Элоиза покорно протянула руки.
— Может быть только одно решение, — сказал ей Джером.
Элоиза стояла и смотрела на него. Она побелела, как муж. Не дождавшись от него продолжения, она повернулась к нему спиной, подошла к буфету, сняла бутылку с бренди и налила себе щедрую мерку.
— Не пей… сейчас, — попросил ее Джером.
— Я должна выпить, чтобы выслушать, что ты мне скажешь.
— Ты не знаешь, что я тебе собираюсь сказать, — Джером опять рассвирепел.
— В этой комнате нет таких недоумков, чтобы не знать, что же ты мне собираешься сказать.
— Вот, что я хотел сказать тебе, Элоиза… ты пьешь, как мадам Жерар, — ответил ей муж.
— А ты морализируешь больше, чем сам мистер Кокс, — парировала Элоиза.
— Они вспомнили мистера Кокса, — крикнул Малькольм Кермиту.
— Молчать, — Элоиза вновь обернулась к мальчику. — Молчите или выйдите из комнаты.
— Ты можешь держать себя в руках? — проорал Джером, подошел к жене и забрал стакан с бренди из ее рук.
— Значит, ты мне даже не позволишь принять болеутоляющее перед тем, что случится, — проговорила Элоиза.
— Ты не просто предала себя, — сказал Джером, — ты унизила наш брак.
— Да, это я, всегда я низкая, а ты, ты со своими годами страданий, всегда благородный.
Кермит рассмеялся вслух из своего угла, но никто недодумал одернуть его.
— Скажи мне тогда, какой несусветности ты хочешь? — сказала Элоиза мужу задушенным голосом. — Скажи мне или замолчи.
— Элоиза, — произнес Джером ровным твердым голосом, тем же тоном, каким он убеждал мадам Жерар покинуть их дом, — ты прекрасно знаешь, что это ты мне все должна сказать.
— Я знала, что ты так и поступишь, — Элоиза сложила руки на груди.
— Я сейчас сяду, — Джером был спокоен, — и буду ждать твоего решения.
— В один прекрасный день я сломаюсь под давлением, и тогда ты кое о чем пожалеешь, — предупредила его Элоиза, но без уверенности.
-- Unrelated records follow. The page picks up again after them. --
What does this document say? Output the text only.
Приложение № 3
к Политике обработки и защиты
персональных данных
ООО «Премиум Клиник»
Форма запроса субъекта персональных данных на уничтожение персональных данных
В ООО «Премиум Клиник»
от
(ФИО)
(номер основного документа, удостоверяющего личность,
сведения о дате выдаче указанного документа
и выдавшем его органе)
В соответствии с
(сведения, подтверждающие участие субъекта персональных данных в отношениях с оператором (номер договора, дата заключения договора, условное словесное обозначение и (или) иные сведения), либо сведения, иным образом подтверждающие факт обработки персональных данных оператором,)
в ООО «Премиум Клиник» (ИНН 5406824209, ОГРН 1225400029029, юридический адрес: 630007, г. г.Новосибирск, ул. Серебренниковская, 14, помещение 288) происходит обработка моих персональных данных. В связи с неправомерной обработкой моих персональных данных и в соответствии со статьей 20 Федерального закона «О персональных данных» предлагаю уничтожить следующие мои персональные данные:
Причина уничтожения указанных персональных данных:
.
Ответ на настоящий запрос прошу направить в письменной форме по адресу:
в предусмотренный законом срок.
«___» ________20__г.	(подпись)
Она вновь подошла к бутылке с бренди и на этот раз отпила прямо из нее.
— Амазонка, попавшая в чужой век, — Кермит громко выкрикнул Малькольму, который, кажется, опять перешел в сонную стадию и был не слишком чуток к происходящему.
— Значит, я должна сказать тебе, что я должна сделать, — повторила Элоиза.
— Я не открою рта, пока не будет принято правильное решение, — Джером был неколебим.
— Почему моя жизнь всегда должна быть героической? — подхватила Элоиза с рутинной горечью. — Неужели мне нигде нет покоя, нет оазиса в…
Она снова протянула руки к Джерому, но он угрюмо отвернулся.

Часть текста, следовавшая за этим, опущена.